I am not quite sure wherein the disconnect lies. Based on the percentages they offer, most of the nutrition labels seem to be using a much higher figure (between 2,350 and 2,600mg) for recommended daily intake. Am I missing something? I can’t figure out this systematic error, but it is significant enough to be pretty worrying. And this is on top of existing doubts about the actual measuring of nutritional value.

The bottom line is that store-bought chicken broth is salty, very salty. Some varieties certainly taste saltier than others, but all (with the exception of the Pacific low sodium) are big offenders. The two stand outs on the list are the PC product (claims 33% but 53% by my calculations) and GoBio (claims 40%, 63% according to me). Shoppers sells a reduced sodium version of its organic chicken broth, but don’t be taken in: this is not low sodium (still at 35%).

The only genuinely low sodium offering I found was the Pacific brand at 5% (and, of course, my own broth).

So what of taste? I imagined my homemade version (just boiled bones, no veg added this time) would win hands down. Instead, it elicited comments such as `not enough body’ and ‘innocuous’. I wondered whether that might be partly to do with how much salt people are accustomed to (I seldom add salt to my cooking) but, given the results below, maybe not.

Perhaps I am just used to my own stock and like it. Generally I found the store broths to be very single dimensional…little depth or body to the flavour (a common comment). But now to the results.

First the losers. Nobody had much good to say about the Pacific regular, Shoppers regular or Swansons. I, personally, hated the Loblaws/PC brand but others found it OK.

Overall the top scorers, interestingly enough, were the Shoppers reduced sodium and the Pacific low sodium. One taster liked the über-salty GoBio, noting that it was `delicious but a little too salty’ (another taster thought it  `chemically’).

So there you have it. An unscientific test but an interesting one, for sure.

Ideally I would always make my own broth, but I know that is not always going to happen. So, my choice from now would be the Pacific low sodium variety. The ingredient list is a bit worrying (containing, as it does, cane juice – i.e. sugar – and something called `organic chicken flavour’: what is this if not the whole product?).
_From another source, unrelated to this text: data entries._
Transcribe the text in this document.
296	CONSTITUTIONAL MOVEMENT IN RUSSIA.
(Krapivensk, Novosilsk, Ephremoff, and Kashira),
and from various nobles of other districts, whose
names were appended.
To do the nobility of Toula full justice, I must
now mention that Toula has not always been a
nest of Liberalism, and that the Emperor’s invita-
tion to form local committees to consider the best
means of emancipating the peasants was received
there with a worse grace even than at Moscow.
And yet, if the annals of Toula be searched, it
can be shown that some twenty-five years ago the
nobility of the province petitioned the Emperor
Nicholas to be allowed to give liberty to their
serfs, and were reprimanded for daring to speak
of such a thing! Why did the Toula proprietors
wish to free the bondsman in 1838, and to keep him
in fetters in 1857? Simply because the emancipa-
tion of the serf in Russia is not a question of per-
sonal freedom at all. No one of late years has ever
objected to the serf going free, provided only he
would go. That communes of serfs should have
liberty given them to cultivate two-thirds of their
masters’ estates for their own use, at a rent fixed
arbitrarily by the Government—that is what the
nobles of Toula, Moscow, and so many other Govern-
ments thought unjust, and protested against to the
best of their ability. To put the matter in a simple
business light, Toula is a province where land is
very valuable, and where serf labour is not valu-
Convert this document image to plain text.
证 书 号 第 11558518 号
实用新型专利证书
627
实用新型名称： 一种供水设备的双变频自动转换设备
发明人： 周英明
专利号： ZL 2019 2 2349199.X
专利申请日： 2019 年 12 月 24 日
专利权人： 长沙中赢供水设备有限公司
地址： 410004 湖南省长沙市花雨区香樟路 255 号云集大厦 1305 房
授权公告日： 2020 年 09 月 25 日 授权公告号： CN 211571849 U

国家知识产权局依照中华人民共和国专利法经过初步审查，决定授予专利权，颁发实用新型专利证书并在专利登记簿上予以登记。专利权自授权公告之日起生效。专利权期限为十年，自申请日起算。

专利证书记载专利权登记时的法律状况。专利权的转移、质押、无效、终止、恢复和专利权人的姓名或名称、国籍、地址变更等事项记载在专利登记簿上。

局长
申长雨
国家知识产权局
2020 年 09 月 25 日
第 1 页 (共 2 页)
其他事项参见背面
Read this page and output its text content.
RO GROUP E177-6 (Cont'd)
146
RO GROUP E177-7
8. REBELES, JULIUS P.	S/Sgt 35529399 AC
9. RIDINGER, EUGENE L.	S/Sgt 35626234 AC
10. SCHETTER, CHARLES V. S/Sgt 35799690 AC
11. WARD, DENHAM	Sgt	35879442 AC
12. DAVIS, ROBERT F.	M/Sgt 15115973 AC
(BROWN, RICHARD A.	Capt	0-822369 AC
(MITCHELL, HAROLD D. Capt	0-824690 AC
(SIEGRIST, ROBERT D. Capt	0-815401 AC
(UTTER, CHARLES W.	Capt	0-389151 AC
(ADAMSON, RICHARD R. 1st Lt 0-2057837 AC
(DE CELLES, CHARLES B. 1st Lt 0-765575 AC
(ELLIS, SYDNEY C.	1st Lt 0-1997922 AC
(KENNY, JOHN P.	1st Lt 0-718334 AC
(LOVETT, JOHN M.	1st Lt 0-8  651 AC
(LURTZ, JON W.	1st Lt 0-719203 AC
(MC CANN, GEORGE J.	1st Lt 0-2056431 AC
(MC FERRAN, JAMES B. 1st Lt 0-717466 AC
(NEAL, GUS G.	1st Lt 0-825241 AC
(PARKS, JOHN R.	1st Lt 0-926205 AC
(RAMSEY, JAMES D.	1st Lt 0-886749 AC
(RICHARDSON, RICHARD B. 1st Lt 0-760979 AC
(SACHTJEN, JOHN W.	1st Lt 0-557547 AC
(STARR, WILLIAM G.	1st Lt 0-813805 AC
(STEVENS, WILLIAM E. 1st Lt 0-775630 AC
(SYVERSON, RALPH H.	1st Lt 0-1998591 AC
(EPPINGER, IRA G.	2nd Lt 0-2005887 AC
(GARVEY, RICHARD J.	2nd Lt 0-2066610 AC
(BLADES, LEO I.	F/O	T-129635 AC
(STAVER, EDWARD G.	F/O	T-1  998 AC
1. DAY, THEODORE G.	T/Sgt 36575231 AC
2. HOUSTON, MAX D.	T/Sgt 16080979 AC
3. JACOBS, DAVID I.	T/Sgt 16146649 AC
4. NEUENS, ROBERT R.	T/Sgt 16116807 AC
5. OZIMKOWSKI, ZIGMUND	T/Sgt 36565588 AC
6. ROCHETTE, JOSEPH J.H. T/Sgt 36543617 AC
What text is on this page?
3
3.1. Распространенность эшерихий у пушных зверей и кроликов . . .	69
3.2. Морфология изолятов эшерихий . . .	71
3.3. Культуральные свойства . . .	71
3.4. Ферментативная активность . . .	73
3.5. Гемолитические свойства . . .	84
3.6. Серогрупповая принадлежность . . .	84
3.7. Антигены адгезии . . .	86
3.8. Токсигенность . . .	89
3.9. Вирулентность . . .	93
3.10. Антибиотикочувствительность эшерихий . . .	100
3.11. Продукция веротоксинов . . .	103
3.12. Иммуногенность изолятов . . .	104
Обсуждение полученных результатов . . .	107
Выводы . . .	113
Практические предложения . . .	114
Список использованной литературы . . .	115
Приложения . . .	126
The price tends to be a little higher than the store-brand varieties (round here it ranges from about $2.99 to $3.49 for a litre while other brands can be had for closer to $1.99 if you catch the sales or buy in bulk), but the absent sodium and robust flavour make it worth it, in my view.

My last observation is that that I struggle with buying any heavy liquid product that contains largely water (wine is exempt here!). It is a terrible waste of energy and packaging. The tetrapaks that house most broths are recyclable in most places but are one of the hardest and most energy-demanding products to recycle.

For that reason, and because I am originally from the UK where these are the norm, I have always favoured broth cubes. I was therefore disappointed that the 2 powder/cube products in the test did not score more highly. I found them both very salty. I’ll continue to keep the Harvest Sun product as a stand-by, but the GoBio ones have to go before my blood pressure goes through the roof.

Better than Bouillon products, which have recently appeared on many supermarket shelves around here, are also interesting. They are made in the US and come in multiple flavours from lobster to mushroom (not all organic). They are hands-down the cheapest option. A glass jar of paste costs around $7 but makes around 10 litres of broth, by my calculation. The paste will last for several months in the fridge, once opened. Salt content is at the high end and the broth itself is a little soapy. But for those days when you just have to make a soup but do not have anything else at hand, its another reasonable option.